In the revival, we see Paris choosing fertility as her line of work and end up getting pregnant so by accident presumably. The path that led Rory to those shocking last four words also seemed apt. In every conceivable manner, this ending indeed as fitting as it gets. It fortifies the solidity between the original seven seasons of the show and the revival. It reaches a full circle by beginning and ending with an unplanned pregnancy. Rory had always looked up to her mother, who was half her present age when she had Rory. Rory and her ambitions have always been nurtured and well-protected by Lorelai. Never did Lorelai ever minced words about how she wanted Rory to take different paths as she stroked out on her own just fine.

Though, it was quite earth-shattering to watch that Rory didn’t turn out to be the same ambitious, tenacious & confident girl that she was supposed to be, given her past track. She chose to have flings despite having a boyfriend and showed up to job interviews without preparing at all, which was so unlike the Rory we knew before this revival.

If you think about it, it’s quite a quick setup for another run. So perhaps this ending wasn’t entirely disappointing because of Rory’s unexpected pregnancy.

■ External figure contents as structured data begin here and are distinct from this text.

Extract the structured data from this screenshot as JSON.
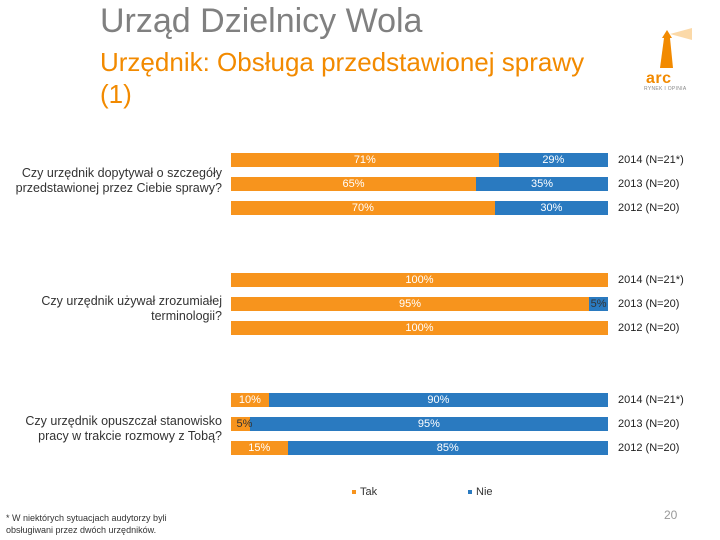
{
  "header": {
    "title": "Urząd Dzielnicy Wola",
    "subtitle": "Urzędnik: Obsługa przedstawionej sprawy (1)"
  },
  "logo": {
    "text": "arc",
    "tagline": "RYNEK I OPINIA"
  },
  "chart_data": {
    "type": "bar",
    "orientation": "horizontal",
    "stacked": true,
    "normalized": true,
    "xlim": [
      0,
      100
    ],
    "legend_position": "bottom",
    "legend": [
      "Tak",
      "Nie"
    ],
    "colors": {
      "Tak": "#f7941d",
      "Nie": "#2a7ac0"
    },
    "groups": [
      {
        "question": "Czy urzędnik dopytywał o szczegóły przedstawionej przez Ciebie sprawy?",
        "rows": [
          {
            "label": "2014 (N=21*)",
            "tak": 71,
            "nie": 29,
            "tak_text": "71%",
            "nie_text": "29%"
          },
          {
            "label": "2013 (N=20)",
            "tak": 65,
            "nie": 35,
            "tak_text": "65%",
            "nie_text": "35%"
          },
          {
            "label": "2012 (N=20)",
            "tak": 70,
            "nie": 30,
            "tak_text": "70%",
            "nie_text": "30%"
          }
        ]
      },
      {
        "question": "Czy urzędnik używał zrozumiałej terminologii?",
        "rows": [
          {
            "label": "2014 (N=21*)",
            "tak": 100,
            "nie": 0,
            "tak_text": "100%",
            "nie_text": ""
          },
          {
            "label": "2013 (N=20)",
            "tak": 95,
            "nie": 5,
            "tak_text": "95%",
            "nie_text": "5%"
          },
          {
            "label": "2012 (N=20)",
            "tak": 100,
            "nie": 0,
            "tak_text": "100%",
            "nie_text": ""
          }
        ]
      },
      {
        "question": "Czy urzędnik opuszczał stanowisko pracy w trakcie rozmowy z Tobą?",
        "rows": [
          {
            "label": "2014 (N=21*)",
            "tak": 10,
            "nie": 90,
            "tak_text": "10%",
            "nie_text": "90%"
          },
          {
            "label": "2013 (N=20)",
            "tak": 5,
            "nie": 95,
            "tak_text": "5%",
            "nie_text": "95%"
          },
          {
            "label": "2012 (N=20)",
            "tak": 15,
            "nie": 85,
            "tak_text": "15%",
            "nie_text": "85%"
          }
        ]
      }
    ]
  },
  "footnote": "* W niektórych sytuacjach audytorzy byli obsługiwani przez dwóch urzędników.",
  "page_number": "20"
}
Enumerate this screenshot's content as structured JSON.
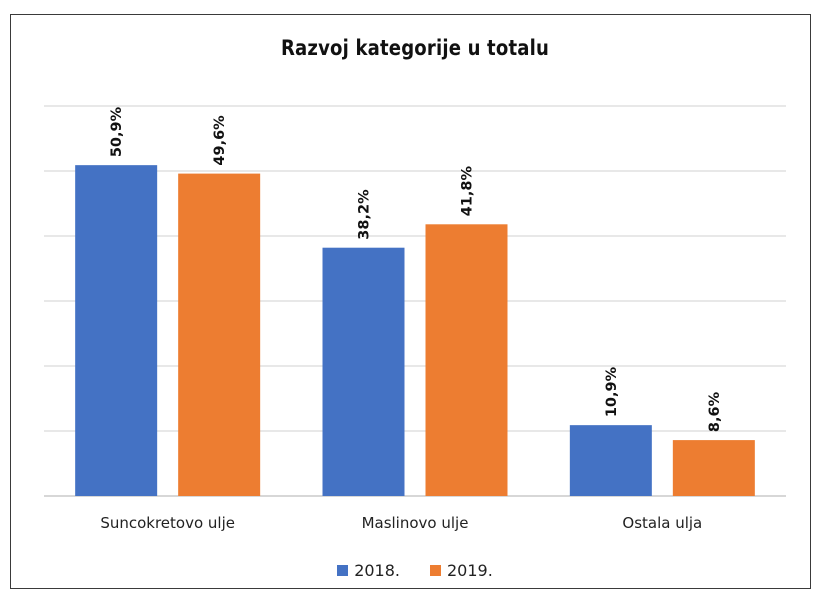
{
  "chart_data": {
    "type": "bar",
    "title": "Razvoj kategorije u totalu",
    "xlabel": "",
    "ylabel": "",
    "categories": [
      "Suncokretovo ulje",
      "Maslinovo ulje",
      "Ostala ulja"
    ],
    "series": [
      {
        "name": "2018.",
        "values": [
          50.9,
          38.2,
          10.9
        ],
        "labels": [
          "50,9%",
          "38,2%",
          "10,9%"
        ],
        "color": "#4472c4"
      },
      {
        "name": "2019.",
        "values": [
          49.6,
          41.8,
          8.6
        ],
        "labels": [
          "49,6%",
          "41,8%",
          "8,6%"
        ],
        "color": "#ed7d31"
      }
    ],
    "ylim": [
      0,
      60
    ],
    "grid": true,
    "legend_position": "bottom",
    "gridline_color": "#d9d9d9"
  }
}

Alternate Ending (Fan Theory)

Gilmore Girls’ ending felt frustrated, and the emotional payoff felt unjust. There have been many fan theories coming to surface as the climax rolled up. The revival left a cliffhanger and left us wondering who the father is. Of all the fan theories, the one shared on Twitter by Jessica A. Kent went viral and had been doing its rounds all over the Internet ever since it came out. It, indeed, felt so perfect that it had me in tears just imagining it to be the ending. Here it goes:

“Lorelai is working in her office at the Dragonfly late at night when there comes a ring at the desk bell. She wanders out to find a teenage girl with a baby in her arms, looking a little frantic. “Can I stay here?”

Did you feel the chills while reading this? I sure did. As sterling, as it sounds, it’s a shame that we’ll never be able to live these moments onscreen. If it were to be the ending, Lorelai would be able to give a young woman the support that she had received when she turned up at the Independence Inn with baby Rory in her arms. This alternate ending would also be featuring two of the most recurring motifs of the show- pregnancy and single motherhood. It appeals more emotionally than the one where Rory tells her mother that she’s pregnant.

Albeit Sherman-Palladino adds that she’s open to making more episodes of the show, but the prospect seems like an unlikely event as her yet another show, The Marvelous Mrs. Maisel picked up marvellously and won Golden-Globe award for the same. I guess, the odds of us ever witnessing this alternate ending, are pretty slim.

Final Word

Despite what you might think or say, Gilmore Girls did manage to stay close to our hearts over all these years. It’s our eternal love that prompted Amy Sherman-Palladino to come up with the revival of the show. We cried and laughed with these characters when we saw Emily’s innocent attempt of bonding with Lorelai over a spa appointment, when Emily & Richard break into tears while they proudly watch Lorelai graduate, when we watched Rory deliver her heart-touching graduation speech, when someone as stone-hearted as Luke is blubbering after her speech. There are numerous other moments in the show that makes us fall more and more in love with the Gilmore Girls. If the audience didn’t like the show for one episode and loved the rest of it, it still passes for a phenomenal show. Speaking of the ending, having another Gilmore in the world wouldn’t be so bad either, no? Oy with the poodles already!